MSE (test data): 3075.33


In [24]:
lreg_results = pd.DataFrame({
  'model': ['lr(without regularization)'],
  'train_err': [round(mse_train, 2)],
  'test_err': [round(mse_test, 2)]
})

Note(s):


*   We see test-error (3075.33) is much higher than the train-error (2725.99)
*   Can you explain, why test-error is higher than train-error?
*   How can we ensure our model perform similary at test time ?




## [Lasso](https://scikit-learn.org/stable/modules/generated/sklearn.linear_model.Lasso.html#sklearn.linear_model.Lasso): Liner Regression with L1 Regularizer

In [25]:
from sklearn.linear_model import Lasso
# Create linear regression object
regr_lasso = Lasso(alpha=0.2)
# Train the model using the training sets
regr_lasso.fit(X_train, y_train)

# Prediction and error estimation (traing data)
y_pred = regr_lasso.predict(X_train)
mse_train = mean_squared_error(y_train, y_pred)
print("MSE (test data): %.2f" % mse_train)

# Prediction and error estimation (test data)
y_pred = regr_lasso.predict(X_test)
mse_test = mean_squared_error(y_test, y_pred)
print("MSE (test data): %.2f" % mse_test)

# Storing results in a dataframe
lasso_results = pd.DataFrame({
  'model': ['lasso'],
  'train_err': [round(mse_train, 2)],
  'test_err': [round(mse_test, 2)]
})

MSE (test data): 2859.02
MSE (test data): 3058.01


## [Ride regression](https://scikit-learn.org/stable/modules/generated/sklearn.linear_model.Ridge.html#sklearn.linear_model.Ridge) : Linear Regression with L2 regularizer

In [26]:
from sklearn.linear_model import Ridge

# Create linear regression object
regr_ridge = Ridge(alpha=0.2)
# Train the model using the training sets
regr_ridge.fit(X_train, y_train)

# Prediction and error estimation (traing data)
y_pred = regr_ridge.predict(X_train)
mse_train = mean_squared_error(y_train, y_pred)
print("MSE (test data): %.2f" % mse_train)

# Prediction and error estimation (test data)
y_pred = regr_ridge.predict(X_test)
mse_test = mean_squared_error(y_test, y_pred)
print("MSE (test data): %.2f" % mse_test)

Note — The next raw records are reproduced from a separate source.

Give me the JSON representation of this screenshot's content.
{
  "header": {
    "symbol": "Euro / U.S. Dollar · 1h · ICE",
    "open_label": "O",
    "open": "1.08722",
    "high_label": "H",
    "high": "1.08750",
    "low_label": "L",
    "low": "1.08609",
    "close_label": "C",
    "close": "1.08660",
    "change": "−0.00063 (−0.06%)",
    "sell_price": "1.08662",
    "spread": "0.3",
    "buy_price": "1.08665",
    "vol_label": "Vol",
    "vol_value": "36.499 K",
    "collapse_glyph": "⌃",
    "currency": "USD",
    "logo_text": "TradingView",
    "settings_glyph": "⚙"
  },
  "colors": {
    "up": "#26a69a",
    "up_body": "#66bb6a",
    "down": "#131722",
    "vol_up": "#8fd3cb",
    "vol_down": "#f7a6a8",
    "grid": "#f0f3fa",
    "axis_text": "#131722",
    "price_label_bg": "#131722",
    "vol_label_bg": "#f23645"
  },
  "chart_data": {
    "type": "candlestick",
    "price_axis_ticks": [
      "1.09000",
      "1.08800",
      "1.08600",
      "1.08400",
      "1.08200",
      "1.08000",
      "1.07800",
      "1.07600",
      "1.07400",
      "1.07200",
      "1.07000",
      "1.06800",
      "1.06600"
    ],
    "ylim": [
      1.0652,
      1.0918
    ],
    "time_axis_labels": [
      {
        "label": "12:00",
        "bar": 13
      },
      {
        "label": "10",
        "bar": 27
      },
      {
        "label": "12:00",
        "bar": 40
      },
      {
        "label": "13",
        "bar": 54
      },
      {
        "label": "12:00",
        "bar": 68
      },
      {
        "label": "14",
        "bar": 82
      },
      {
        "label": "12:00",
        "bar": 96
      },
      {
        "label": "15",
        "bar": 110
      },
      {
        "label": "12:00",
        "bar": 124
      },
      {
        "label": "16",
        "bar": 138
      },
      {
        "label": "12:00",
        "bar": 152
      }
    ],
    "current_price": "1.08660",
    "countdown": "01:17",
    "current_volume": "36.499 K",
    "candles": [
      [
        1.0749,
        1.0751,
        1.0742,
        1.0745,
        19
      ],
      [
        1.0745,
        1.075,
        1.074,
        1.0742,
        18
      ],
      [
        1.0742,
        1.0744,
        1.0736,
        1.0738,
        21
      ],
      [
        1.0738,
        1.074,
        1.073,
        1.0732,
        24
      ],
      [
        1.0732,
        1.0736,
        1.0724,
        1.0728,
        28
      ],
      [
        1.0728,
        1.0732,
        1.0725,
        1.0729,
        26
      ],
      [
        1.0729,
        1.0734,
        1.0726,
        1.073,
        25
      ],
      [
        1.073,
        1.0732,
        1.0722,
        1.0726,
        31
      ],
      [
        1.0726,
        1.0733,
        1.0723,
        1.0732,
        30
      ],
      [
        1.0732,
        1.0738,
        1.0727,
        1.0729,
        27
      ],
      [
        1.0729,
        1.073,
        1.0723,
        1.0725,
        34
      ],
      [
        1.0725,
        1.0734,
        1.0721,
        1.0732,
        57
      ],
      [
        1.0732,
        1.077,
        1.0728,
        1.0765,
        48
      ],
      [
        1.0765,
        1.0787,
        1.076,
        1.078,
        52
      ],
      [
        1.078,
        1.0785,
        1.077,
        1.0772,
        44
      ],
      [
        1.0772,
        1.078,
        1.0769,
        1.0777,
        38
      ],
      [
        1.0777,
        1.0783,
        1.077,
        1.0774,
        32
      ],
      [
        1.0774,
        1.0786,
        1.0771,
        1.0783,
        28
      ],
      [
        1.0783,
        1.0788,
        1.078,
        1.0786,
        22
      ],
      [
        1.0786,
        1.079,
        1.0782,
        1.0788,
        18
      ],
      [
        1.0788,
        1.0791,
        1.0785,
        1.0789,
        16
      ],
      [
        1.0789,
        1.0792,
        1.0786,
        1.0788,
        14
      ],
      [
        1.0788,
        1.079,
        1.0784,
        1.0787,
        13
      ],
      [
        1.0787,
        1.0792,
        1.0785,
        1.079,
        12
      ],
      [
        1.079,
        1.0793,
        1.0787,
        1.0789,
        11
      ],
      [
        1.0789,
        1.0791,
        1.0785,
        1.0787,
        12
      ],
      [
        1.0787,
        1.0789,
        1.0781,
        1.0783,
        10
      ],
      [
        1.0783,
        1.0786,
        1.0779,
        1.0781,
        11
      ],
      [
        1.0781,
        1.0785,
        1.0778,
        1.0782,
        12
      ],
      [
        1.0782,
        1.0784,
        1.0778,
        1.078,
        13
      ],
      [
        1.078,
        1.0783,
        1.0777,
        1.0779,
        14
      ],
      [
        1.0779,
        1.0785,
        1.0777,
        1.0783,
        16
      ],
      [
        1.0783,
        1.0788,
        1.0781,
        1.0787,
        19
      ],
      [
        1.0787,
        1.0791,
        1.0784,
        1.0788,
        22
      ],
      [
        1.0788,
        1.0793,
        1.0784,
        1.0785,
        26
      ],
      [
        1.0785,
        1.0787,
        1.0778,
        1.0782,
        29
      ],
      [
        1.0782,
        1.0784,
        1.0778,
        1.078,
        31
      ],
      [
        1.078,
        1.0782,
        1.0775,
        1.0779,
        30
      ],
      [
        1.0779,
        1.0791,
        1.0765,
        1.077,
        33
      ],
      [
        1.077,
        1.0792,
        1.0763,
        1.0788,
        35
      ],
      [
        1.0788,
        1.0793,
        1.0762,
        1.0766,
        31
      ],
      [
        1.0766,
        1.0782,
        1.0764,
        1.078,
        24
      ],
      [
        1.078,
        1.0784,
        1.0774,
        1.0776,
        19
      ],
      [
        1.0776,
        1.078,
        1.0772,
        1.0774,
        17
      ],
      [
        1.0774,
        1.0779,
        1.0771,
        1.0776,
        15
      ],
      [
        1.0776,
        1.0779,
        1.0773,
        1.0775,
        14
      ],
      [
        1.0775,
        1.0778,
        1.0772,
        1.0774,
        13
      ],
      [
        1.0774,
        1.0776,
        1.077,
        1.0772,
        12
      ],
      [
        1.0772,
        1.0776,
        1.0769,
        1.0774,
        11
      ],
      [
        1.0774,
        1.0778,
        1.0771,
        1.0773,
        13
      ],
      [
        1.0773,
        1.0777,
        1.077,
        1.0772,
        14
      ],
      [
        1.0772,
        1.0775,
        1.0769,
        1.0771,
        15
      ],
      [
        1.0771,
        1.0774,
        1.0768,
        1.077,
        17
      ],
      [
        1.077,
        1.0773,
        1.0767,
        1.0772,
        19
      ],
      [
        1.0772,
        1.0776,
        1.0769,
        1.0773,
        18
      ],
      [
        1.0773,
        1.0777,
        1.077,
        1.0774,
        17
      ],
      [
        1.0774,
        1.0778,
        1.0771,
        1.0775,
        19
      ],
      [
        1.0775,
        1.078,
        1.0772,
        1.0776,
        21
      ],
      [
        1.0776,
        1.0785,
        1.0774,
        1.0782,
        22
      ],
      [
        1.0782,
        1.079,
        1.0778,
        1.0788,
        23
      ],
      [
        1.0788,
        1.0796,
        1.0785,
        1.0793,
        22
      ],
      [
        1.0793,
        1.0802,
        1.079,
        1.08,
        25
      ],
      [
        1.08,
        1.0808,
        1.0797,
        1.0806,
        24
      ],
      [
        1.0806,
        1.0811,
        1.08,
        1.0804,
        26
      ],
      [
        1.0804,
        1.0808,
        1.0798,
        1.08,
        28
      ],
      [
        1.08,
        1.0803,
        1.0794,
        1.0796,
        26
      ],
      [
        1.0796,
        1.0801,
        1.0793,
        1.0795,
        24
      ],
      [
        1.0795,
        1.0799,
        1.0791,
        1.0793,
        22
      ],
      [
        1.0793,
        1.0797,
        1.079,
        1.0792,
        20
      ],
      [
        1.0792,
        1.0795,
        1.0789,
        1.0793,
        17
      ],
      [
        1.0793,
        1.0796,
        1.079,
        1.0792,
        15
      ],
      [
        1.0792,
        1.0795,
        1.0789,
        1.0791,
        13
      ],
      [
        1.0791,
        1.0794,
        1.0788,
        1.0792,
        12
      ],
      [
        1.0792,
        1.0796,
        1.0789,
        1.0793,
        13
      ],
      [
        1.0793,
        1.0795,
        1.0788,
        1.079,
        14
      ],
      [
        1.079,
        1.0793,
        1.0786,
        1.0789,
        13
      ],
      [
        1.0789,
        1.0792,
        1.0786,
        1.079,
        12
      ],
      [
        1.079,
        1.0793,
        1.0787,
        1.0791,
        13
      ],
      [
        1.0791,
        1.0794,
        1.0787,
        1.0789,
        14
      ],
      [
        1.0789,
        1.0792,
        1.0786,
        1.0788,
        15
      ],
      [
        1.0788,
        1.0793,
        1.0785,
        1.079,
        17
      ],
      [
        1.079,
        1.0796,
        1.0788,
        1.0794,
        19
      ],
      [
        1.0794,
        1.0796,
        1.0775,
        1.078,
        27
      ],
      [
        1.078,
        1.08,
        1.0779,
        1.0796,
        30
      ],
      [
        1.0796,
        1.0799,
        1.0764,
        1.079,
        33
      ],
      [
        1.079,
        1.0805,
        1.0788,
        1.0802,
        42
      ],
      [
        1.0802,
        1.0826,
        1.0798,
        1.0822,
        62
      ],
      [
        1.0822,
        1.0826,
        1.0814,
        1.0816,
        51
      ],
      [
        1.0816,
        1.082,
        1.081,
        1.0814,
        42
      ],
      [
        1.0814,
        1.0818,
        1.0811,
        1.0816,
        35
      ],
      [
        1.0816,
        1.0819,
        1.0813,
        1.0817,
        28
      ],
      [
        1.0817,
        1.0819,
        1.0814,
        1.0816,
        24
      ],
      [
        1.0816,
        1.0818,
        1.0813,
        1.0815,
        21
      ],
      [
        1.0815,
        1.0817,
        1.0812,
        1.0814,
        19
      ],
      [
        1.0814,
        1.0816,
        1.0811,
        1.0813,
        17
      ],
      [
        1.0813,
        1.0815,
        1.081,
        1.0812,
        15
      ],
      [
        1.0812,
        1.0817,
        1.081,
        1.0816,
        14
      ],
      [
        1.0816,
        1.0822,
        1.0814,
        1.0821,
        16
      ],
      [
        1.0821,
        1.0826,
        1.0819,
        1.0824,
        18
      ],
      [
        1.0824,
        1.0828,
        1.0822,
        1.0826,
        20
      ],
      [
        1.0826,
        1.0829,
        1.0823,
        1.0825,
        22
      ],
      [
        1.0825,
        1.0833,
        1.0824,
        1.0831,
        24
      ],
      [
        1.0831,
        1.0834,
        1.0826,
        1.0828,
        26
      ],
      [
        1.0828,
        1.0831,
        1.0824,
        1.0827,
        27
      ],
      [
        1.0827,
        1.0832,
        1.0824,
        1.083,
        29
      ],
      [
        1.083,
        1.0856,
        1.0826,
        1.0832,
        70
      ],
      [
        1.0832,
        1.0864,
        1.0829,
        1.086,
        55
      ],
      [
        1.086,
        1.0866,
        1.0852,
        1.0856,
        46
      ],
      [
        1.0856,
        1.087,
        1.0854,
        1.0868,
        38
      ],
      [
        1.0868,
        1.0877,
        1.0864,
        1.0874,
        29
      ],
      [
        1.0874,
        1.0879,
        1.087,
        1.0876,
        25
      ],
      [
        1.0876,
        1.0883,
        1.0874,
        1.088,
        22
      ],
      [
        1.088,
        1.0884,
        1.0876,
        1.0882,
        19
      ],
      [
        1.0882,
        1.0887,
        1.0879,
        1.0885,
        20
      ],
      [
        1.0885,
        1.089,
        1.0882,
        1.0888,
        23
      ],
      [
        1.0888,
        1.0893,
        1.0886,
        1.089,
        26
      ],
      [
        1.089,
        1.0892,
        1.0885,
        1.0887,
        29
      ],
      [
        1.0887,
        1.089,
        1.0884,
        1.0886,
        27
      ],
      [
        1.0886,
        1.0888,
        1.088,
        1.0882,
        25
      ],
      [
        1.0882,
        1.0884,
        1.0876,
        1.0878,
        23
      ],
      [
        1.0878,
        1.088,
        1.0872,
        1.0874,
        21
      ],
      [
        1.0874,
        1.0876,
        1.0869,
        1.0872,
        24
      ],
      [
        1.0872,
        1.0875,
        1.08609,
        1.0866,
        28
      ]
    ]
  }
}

# Storing results in a dataframe
ridge_results = pd.DataFrame({
  'model': ['ridge'],
  'train_err': [round(mse_train, 2)],
  'test_err': [round(mse_test, 2)]
})

MSE (test data): 2900.54
MSE (test data): 2984.52


## Comparing model performances

In [27]:
results = pd.concat([lreg_results, lasso_results, ridge_results], axis=0)

fig = go.Figure([
    go.Bar(x=results.model, y=results.train_err, name='Training error'),
    go.Bar(x=results.model, y=results.test_err, name='Test error')
]
               )
fig.update_layout(
    title="Model comparison", yaxis_title="MSE")
fig.update_layout(
    legend=dict(
        x=0.05,
        y=0.999
    )
)
fig.show()

# Questions for you



*   Any differences did you notice among these three model performances ?
*   Which is your preferred model and why?